As I reflect on the current state of the federal judiciary in America I am becoming aware that the courts can become the puppet of any regime, any despot or any ideology and yet still maintain an air of arrogance and mystery sufficient to elicit reverence for its authority; that it somehow knows best about constitutions and rights and all those dark legal things. Progressive ideology and moral relativists have gotten into the judiciary and we, like Jefferson bemoan the damage that has been and will be done to the constitutional system while they remain on the bench. “The principal [leaders of the opposition]” Jefferson lamented, “have retreated into the judiciary as a stronghold, the tenure of which renders it difficult to dislodge them.” Today in what is becoming an all too familiar scenario, a lone federal judge overrode the will of the people in the state of Pennsylvania to define the institution of marriage. This is not surprising considering he’s the same federal despot who ruled that teaching intelligent design in high school is “unconstitutional.” Think of all the awful regimes in history and remember they too had judges who pretended to impartiality and rule of law.
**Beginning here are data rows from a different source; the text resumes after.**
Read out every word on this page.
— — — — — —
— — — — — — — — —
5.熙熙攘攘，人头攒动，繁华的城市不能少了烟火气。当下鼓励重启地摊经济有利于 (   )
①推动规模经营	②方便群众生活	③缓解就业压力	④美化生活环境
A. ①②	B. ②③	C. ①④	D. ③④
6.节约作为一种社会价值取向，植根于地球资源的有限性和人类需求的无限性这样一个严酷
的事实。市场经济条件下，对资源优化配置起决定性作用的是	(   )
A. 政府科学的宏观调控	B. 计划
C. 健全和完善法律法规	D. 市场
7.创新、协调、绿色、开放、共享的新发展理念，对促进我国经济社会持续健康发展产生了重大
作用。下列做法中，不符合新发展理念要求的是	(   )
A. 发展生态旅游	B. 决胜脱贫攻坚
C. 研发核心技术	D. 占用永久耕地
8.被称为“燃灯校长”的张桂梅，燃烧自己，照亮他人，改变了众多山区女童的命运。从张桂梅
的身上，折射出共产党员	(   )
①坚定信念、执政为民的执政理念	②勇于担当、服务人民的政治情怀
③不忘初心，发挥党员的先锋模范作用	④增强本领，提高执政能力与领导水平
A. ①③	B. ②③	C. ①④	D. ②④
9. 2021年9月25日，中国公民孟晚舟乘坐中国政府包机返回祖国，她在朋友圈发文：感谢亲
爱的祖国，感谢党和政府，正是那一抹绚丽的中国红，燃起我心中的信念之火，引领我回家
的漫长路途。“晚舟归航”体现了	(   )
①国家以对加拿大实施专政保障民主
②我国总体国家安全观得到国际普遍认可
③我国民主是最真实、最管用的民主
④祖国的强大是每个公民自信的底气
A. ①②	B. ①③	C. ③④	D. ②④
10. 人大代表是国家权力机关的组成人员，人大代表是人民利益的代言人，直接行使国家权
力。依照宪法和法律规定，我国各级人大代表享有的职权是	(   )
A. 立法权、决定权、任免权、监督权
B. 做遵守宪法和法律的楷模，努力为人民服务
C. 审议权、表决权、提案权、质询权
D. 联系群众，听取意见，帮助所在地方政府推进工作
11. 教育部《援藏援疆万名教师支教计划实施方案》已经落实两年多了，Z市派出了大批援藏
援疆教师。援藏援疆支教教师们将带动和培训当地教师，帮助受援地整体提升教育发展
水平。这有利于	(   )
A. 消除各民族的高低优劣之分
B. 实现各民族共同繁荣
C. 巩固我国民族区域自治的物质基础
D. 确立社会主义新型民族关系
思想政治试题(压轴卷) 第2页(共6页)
Here’s how Jefferson laid it out, “The original error [was in] establishing a judiciary independent of the nation, and which, from the citadel of the law, can turn its guns on those they were meant to defend, and control and fashion their proceedings to its own will.”
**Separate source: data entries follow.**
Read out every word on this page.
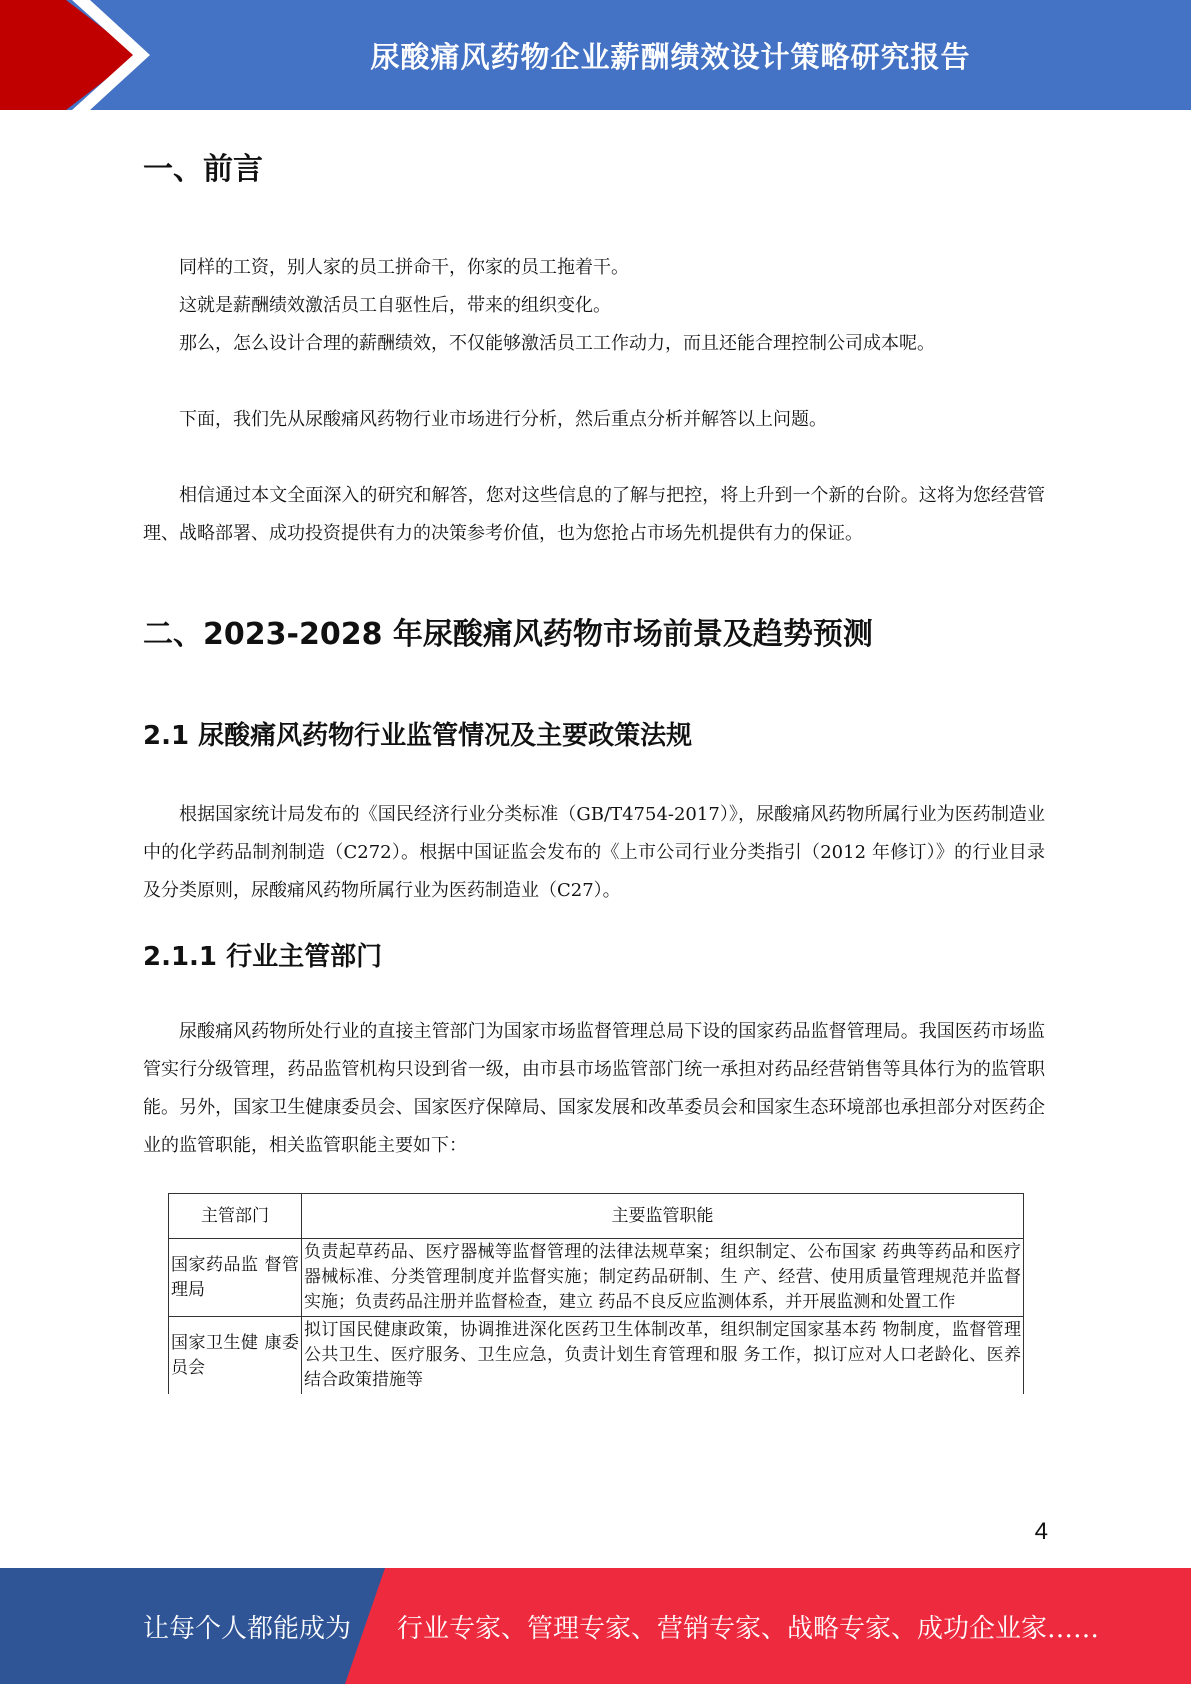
尿酸痛风药物企业薪酬绩效设计策略研究报告
一、前言

同样的工资，别人家的员工拼命干，你家的员工拖着干。

这就是薪酬绩效激活员工自驱性后，带来的组织变化。

那么，怎么设计合理的薪酬绩效，不仅能够激活员工工作动力，而且还能合理控制公司成本呢。

下面，我们先从尿酸痛风药物行业市场进行分析，然后重点分析并解答以上问题。

相信通过本文全面深入的研究和解答，您对这些信息的了解与把控，将上升到一个新的台阶。这将为您经营管理、战略部署、成功投资提供有力的决策参考价值，也为您抢占市场先机提供有力的保证。

二、2023-2028 年尿酸痛风药物市场前景及趋势预测
2.1 尿酸痛风药物行业监管情况及主要政策法规

根据国家统计局发布的《国民经济行业分类标准（GB/T4754-2017）》，尿酸痛风药物所属行业为医药制造业中的化学药品制剂制造（C272）。根据中国证监会发布的《上市公司行业分类指引（2012 年修订）》的行业目录及分类原则，尿酸痛风药物所属行业为医药制造业（C27）。

2.1.1 行业主管部门

尿酸痛风药物所处行业的直接主管部门为国家市场监督管理总局下设的国家药品监督管理局。我国医药市场监管实行分级管理，药品监管机构只设到省一级，由市县市场监管部门统一承担对药品经营销售等具体行为的监管职能。另外，国家卫生健康委员会、国家医疗保障局、国家发展和改革委员会和国家生态环境部也承担部分对医药企业的监管职能，相关监管职能主要如下：

主管部门	主要监管职能
国家药品监 督管理局	负责起草药品、医疗器械等监督管理的法律法规草案；组织制定、公布国家 药典等药品和医疗器械标准、分类管理制度并监督实施；制定药品研制、生 产、经营、使用质量管理规范并监督实施；负责药品注册并监督检查，建立 药品不良反应监测体系，并开展监测和处置工作
国家卫生健 康委员会	拟订国民健康政策，协调推进深化医药卫生体制改革，组织制定国家基本药 物制度，监督管理公共卫生、医疗服务、卫生应急，负责计划生育管理和服 务工作，拟订应对人口老龄化、医养结合政策措施等
4
让每个人都能成为 行业专家、管理专家、营销专家、战略专家、成功企业家……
The ruling itself, which was predictably reliant on a tortured interpretation of the Fourteenth Amendment’s equal protection and due process clauses, was inflammatory and is anathema to constitutional government, popular sovereignty and right morality. “We are a better people than what these laws represent, and it is time to discard them into the ash heap of history,” Jones wrote with revolutionary fervor in his opinion, further emboldening the forces of the gay agenda and driving a wedge between Americans. Someone should remind the judge that he does not occupy a seat in the legislative branch. The bedrock principles upon which western civilization itself was founded and thrived on for millennia should not be thrown away so lightly “into the ash heap of history.” Rather, the misused, enhanced and extralegal interpretation of the Fourteenth Amendment at the heart of these recent off-putting and embarrassing federal judicial opinions, the root of much constitutional mischief, deserves a collective toss by those in traditional marriage states into history’s ash heap and then set on fire. If those ancient and time worn marriage traditions are going to be tossed by anybody, in our system, it must be done by the sovereign people in their legislative branches.
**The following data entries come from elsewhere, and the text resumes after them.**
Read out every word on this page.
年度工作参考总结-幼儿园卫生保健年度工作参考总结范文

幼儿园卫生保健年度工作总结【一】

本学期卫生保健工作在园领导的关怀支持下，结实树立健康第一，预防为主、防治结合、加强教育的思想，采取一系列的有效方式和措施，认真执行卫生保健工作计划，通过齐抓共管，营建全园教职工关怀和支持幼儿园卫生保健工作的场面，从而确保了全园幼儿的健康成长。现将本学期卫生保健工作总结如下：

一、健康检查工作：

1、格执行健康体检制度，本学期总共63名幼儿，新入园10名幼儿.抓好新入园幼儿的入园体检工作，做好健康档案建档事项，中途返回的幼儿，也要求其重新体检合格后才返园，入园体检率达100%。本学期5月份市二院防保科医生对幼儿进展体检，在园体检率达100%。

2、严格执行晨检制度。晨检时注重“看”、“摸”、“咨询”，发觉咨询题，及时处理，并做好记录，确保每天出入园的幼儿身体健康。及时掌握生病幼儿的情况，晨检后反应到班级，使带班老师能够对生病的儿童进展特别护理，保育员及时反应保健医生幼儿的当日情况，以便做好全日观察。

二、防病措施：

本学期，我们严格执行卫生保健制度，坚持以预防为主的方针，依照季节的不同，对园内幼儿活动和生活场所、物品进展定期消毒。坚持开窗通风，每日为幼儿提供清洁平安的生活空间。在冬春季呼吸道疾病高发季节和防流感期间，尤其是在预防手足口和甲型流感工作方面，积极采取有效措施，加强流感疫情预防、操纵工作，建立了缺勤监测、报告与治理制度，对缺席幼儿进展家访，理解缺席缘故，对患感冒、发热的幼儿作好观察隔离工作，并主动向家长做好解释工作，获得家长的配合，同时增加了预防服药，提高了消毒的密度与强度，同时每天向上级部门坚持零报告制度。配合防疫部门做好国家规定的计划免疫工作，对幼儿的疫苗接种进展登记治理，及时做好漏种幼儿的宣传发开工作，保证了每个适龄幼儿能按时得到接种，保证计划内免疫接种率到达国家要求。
Post script–I read this Breitbart article recently that sums up this “Republican” judge quite nicely. It really is another article pointing out the court vs. country party battle that is raging for the soul of America. When the dust settles what will we have? A unitary political system that prizes conformity over liberty and the rule of law.
Telling was this passage:
The new Obama Republicans are members of the bureaucratic classes, are pro-government, pro-gay marriage, pro-abortion, pro-NSA, and pro-amnesty. They are sophisticated, urban, and have utterly nothing in common with the Tea Party Reaganites. Indeed, they are culturally closer to Obama’s and Romney’s view of the world than Reagan’s.
The County Election, 1852
GEORGE CALEB BINGHAM
In this painting that celebrates the sovereignty of the people from an age that is gone and will never be recovered without great injury, Bingham painted these words in the blue banner:
The Supreme Law
Jefferson wrote, “A judiciary independent of a king or executive alone is a good thing; but independence of the will of the nation is a solecism, at least in a republican government.” When judges blatantly overrule the will of the people, as in the gay marriage cases, they are violating more than fundemental law, they are violating the very spirit of a republic.